CPOE: stumbling block on way to meaningful use
U.S. hospitals have a long way to go to reach the federal government's proposed standard of entering at least 10 percent of orders electronically, according to a new report from research firm KLAS.
The 2010 report finds that only 14 percent of all U.S. hospitals have achieved the expected 10 percent CPOE level required for stage 1 of meaningful use.
CPOE: Traffic Jams on the Road to Meaningful Use features data gathered from virtually every hospital in the United States (excluding military or Veterans Administration facilities) that was live with a commercial CPOE product through 2009.
"Clearly it is rush hour for hospitals trying to achieve meaningful use," said Jason Hess, KLAS general manager of clinical research and author of the CPOE report. "While some EMR vendors have continued to be very successful moving customers to CPOE, even the market leaders are going to have to run faster than historical adoption trends for their installed bases to receive the earliest possible government reimbursement payments."
Cerner, Eclipsys, Epic lead
As in previous annual reports, Cerner, Eclipsys and Epic continue to lead in CPOE adoption. While Cerner has the most hospitals live with CPOE, Eclipsys and Epic boast the highest percentage of adoption among their respective customer bases.
Client satisfaction at CPOE sites has remained relatively high for these vendors, KLAS reports. The Eclipsys CPOE solution maintains the highest physician satisfaction rating of currently marketed products in the KLAS study, while both Cerner and Epic customers are shown to be more satisfied the more deeply they adopt CPOE.
According to the KLAS report, the McKesson and MEDITECH customer bases face a more challenging road, as many of those hospitals are deploying or planning to deploy significant technology upgrades to improve physician adoption. KLAS found that their clients need to roll out CPOE more than 30 times faster than they have in the past year if all are to achieve CPOE adoption before July 1, 2011. Still, both vendors did see a relatively significant increase in the number of live CPOE sites in 2009.
Siemens is gaining speed with its Soarian solution. Stuck at just three CPOE sites since 2005, Siemens grew to 10 Soarian hospitals live with CPOE this year. Providers noted that Soarian CPOE works but is still maturing.
Especially tough for small hospitals
The roadblocks to achieving CPOE adoption are even more significant for smaller community hospitals with fewer than 200 beds. Less than 12 percent of community hospitals have adopted CPOE, and those who have show generally shallow adoption, according to KLAS. If all community hospitals were to implement CPOE in time for the earliest possible payment, more than eight of them would need to go live on CPOE every day from June 1, 2010, to July 1, 2011.

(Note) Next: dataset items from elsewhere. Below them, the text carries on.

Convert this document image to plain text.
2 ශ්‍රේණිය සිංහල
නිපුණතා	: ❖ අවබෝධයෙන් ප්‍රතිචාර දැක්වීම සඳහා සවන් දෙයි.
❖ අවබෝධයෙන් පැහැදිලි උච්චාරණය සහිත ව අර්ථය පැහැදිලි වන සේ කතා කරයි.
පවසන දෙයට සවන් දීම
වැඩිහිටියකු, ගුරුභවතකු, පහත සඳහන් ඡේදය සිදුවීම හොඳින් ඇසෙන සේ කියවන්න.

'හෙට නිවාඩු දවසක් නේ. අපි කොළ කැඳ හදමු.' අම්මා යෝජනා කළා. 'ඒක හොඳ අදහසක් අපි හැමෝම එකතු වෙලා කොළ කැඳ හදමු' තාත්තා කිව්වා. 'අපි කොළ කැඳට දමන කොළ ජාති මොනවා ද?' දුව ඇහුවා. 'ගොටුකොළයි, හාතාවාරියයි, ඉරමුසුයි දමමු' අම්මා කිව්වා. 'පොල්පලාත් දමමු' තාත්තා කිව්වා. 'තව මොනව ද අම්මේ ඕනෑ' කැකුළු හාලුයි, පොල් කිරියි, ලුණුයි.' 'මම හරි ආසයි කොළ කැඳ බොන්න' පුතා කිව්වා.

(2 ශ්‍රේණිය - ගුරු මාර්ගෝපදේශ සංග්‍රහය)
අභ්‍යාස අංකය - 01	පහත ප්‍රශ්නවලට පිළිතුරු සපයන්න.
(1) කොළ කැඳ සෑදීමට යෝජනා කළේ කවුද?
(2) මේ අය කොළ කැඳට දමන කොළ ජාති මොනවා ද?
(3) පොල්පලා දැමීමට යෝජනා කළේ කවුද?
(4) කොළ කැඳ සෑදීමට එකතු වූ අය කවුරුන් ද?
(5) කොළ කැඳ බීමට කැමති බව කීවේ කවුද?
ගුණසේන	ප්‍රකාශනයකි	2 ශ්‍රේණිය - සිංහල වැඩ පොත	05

"I went to one of [my vendor's] user conferences and waited to hear that they are getting their customers to meaningful use levels," KLAS quotes one provider. "I would have liked to hear about facilities that are already successful, but instead, all I heard was their promise that their customers won't get penalized."
CPOE: Traffic Jams on the Road to Meaningful Use highlights CPOE solutions from Cerner, CPSI, Eclipsys, Epic, GE, Healthland, HMS, McKesson, MEDITECH, QuadraMed and Siemens.